DÜSSELDORF. Die Debatte um die Inklusion bewegt die Lehrerschaft in Deutschland. Die dreiteilige Streitschrift von Prof. Hans Wocken, einem der renommiertesten Experten zum Thema in Deutschland also, auf News4teachers ist ein Riesenthema in vielen Kollegien. “Es beschäftigt die Kollegien immer noch sehr! Erst kürzlich forderten die Lehrkräfte einer Kölner Gesamtschule, die Inklusion mangels Ressourcen wieder auszusetzen”, so berichtet Tillmann Nöldeke, selbst Lehrer an einer Gesamtschule – und Vater eines behinderten Kindes. Nöldeke ist zudem Autor eines Buches zum Thema. Und er hat eine Replik auf Wocken verfasst, die wir in zwei Teilen veröffentlichen. Hier ist der erste.

Eine Inklusion, die nichts kostet, ist nicht zu machen. Also muss mehr Geld her. Foto: Shutterstock

Das Scheitern der Instant-Inklusion

Wer die Krise der schulischen Inklusion verstehen will, muss Felten und Wocken lesen: Der eine schreibt ein Buch darüber, weshalb Inklusion eine böse „Falle“ sei, die unser ach so schönes Bildungssystem „ruiniert“. Der andere gefällt sich in Spiegelfechterei über das Recht auf Inklusion und polemisiert gegen die Inklusionsgegner. Beiden scheint es vor allem um eines zu gehen: jeweils von ihrer Warte aus Recht zu behalten. (Links zu Beiträgen von Felten und Wocken finden Sie am Fuß dieses Beitrags, die Redaktion.)

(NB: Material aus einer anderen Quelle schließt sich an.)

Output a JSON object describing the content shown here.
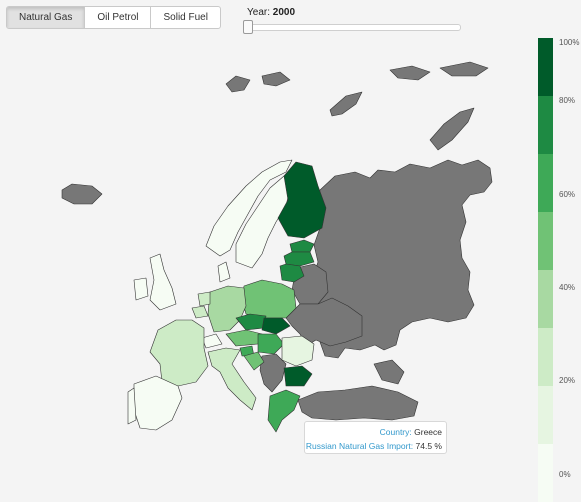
{
  "toolbar": {
    "buttons": [
      "Natural Gas",
      "Oil Petrol",
      "Solid Fuel"
    ],
    "active": "Natural Gas"
  },
  "year": {
    "label": "Year:",
    "value": "2000"
  },
  "legend": {
    "labels": [
      "100%",
      "80%",
      "60%",
      "40%",
      "20%",
      "0%"
    ],
    "colors": [
      "#005b2a",
      "#1e8a43",
      "#3ea957",
      "#70c275",
      "#a8d9a2",
      "#cdebc6",
      "#e6f5e1",
      "#f6fcf4"
    ]
  },
  "tooltip": {
    "country_key": "Country:",
    "country_val": "Greece",
    "metric_key": "Russian Natural Gas Import:",
    "metric_val": "74.5 %"
  },
  "map": {
    "colors": {
      "no_data": "#777777",
      "stroke": "#333333"
    },
    "countries": [
      {
        "name": "Finland",
        "level": 0
      },
      {
        "name": "Sweden",
        "level": 7
      },
      {
        "name": "Norway",
        "level": 7
      },
      {
        "name": "Estonia",
        "level": 1
      },
      {
        "name": "Latvia",
        "level": 1
      },
      {
        "name": "Lithuania",
        "level": 1
      },
      {
        "name": "Poland",
        "level": 3
      },
      {
        "name": "Germany",
        "level": 5
      },
      {
        "name": "Czech Republic",
        "level": 1
      },
      {
        "name": "Slovakia",
        "level": 0
      },
      {
        "name": "Austria",
        "level": 3
      },
      {
        "name": "Hungary",
        "level": 2
      },
      {
        "name": "Slovenia",
        "level": 2
      },
      {
        "name": "Romania",
        "level": 6
      },
      {
        "name": "Bulgaria",
        "level": 0
      },
      {
        "name": "Greece",
        "level": 2
      },
      {
        "name": "Italy",
        "level": 5
      },
      {
        "name": "France",
        "level": 5
      },
      {
        "name": "Spain",
        "level": 7
      },
      {
        "name": "Portugal",
        "level": 7
      },
      {
        "name": "Netherlands",
        "level": 6
      },
      {
        "name": "Belgium",
        "level": 6
      },
      {
        "name": "Switzerland",
        "level": 7
      },
      {
        "name": "Croatia",
        "level": 3
      }
    ]
  }
}
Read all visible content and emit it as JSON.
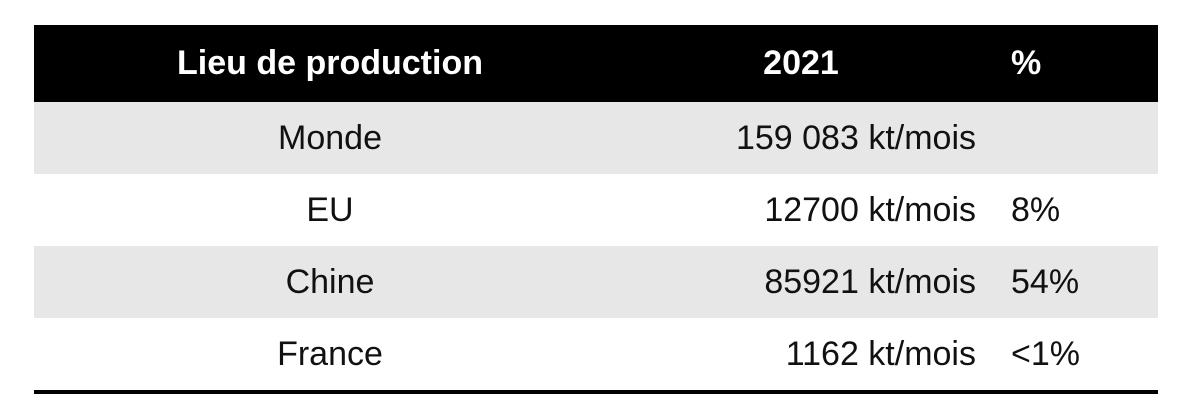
{
  "table": {
    "headers": [
      "Lieu de production",
      "2021",
      "%"
    ],
    "rows": [
      {
        "place": "Monde",
        "value": "159 083 kt/mois",
        "percent": ""
      },
      {
        "place": "EU",
        "value": "12700 kt/mois",
        "percent": "8%"
      },
      {
        "place": "Chine",
        "value": "85921 kt/mois",
        "percent": "54%"
      },
      {
        "place": "France",
        "value": "1162 kt/mois",
        "percent": "<1%"
      }
    ]
  },
  "colors": {
    "header_bg": "#000000",
    "header_text": "#ffffff",
    "shaded_row": "#e7e7e7"
  }
}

Gerade von Wocken als „Integrations-Pionier“, der die Inklusion verteidigen will, kann, nein muss man mehr erwarten. Beispielsweise eine ehrliche Analyse der Barrieren und Fehlentwicklungen, die das gemeinsame Lernen in der Praxis bislang oft so schwierig macht. Und dann natürlich Vorschläge, was zu tun ist, um diese Hindernisse sukzessive zu überwinden.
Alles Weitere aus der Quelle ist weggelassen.